At the time, it seemed a smart financial move to buy the cheapest insurance available. But now Elissagaray is four months pregnant, with an insurance policy that doesn't cover maternity costs.
To pay for the baby's delivery, she and her husband will draw about $16,000 out of their 401(k) plans. For prenatal care, the El Dorado County couple will use the business operating loan that was supposed to help build a tasting room at their new Pleasant Valley winery, Ursa Vineyards.
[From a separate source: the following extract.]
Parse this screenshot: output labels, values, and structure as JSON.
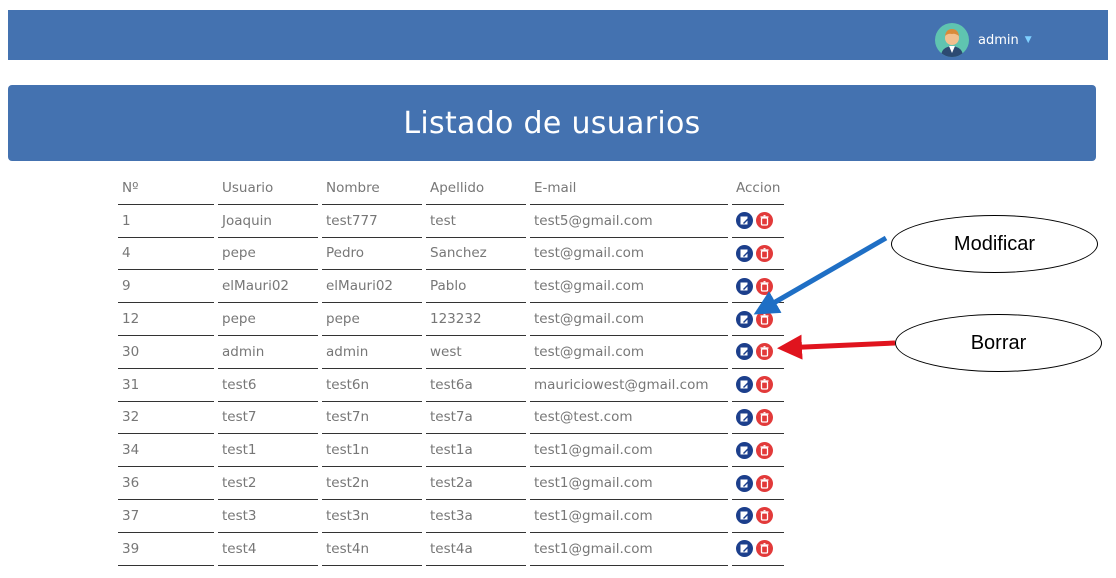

The couple would have been prevented from buying their policy under a bill scheduled for a vote today on the Assembly floor. Senate Bill 1555 would make California the first state in the nation to ban the sale of health plans that exclude maternity coverage.
Statewide, an estimated 284,000 privately insured adults lack maternity coverage, according to the California Health Benefits Review Program prepared by the University of California. Two-thirds purchased coverage on their own that did not include maternity, while the rest worked for companies that offered coverage without pregnancy benefits, the study said.
The legislation has wide support from women's health advocates, including Planned Parenthood and the American College of Obstetricians and Gynecologists, who view insurance policies excluding maternity as discrimination against women. While both men and women can get cheaper premiums by purchasing coverage without maternity, only women could be forced to pay for the expense of a pregnancy not covered by insurance.
"Half or more of all pregnancies are unintended," said Kathy Kneer, president of Planned Parenthood Affiliates of California. "While paying for this type of coverage, a woman could become pregnant and then have to pay tens of thousands of dollars in prenatal and delivery costs."
Opponents of the bill, which include business trade groups and health insurers, say it will do more harm than good. They say few women covered by plans without maternity find themselves pregnant, and many people who buy these lower-priced insurance options would be uninsured if premiums were raised to include maternity.
"The issue here is consumer choice," said Michael Shaw, assistant state director at the National Federation of Independent Business. "You have to ask if the added cost everybody would pay so some people can have maternity is worth it."
As a business owner, Elissagaray said she is grateful there was an insurance plan on the market that her family could afford.
"My husband and I were just starting out, we had no income from our new business yet, and we decided to take a risk without maternity coverage," she said. "Quite frankly, I did not expect to get pregnant overnight, at my age."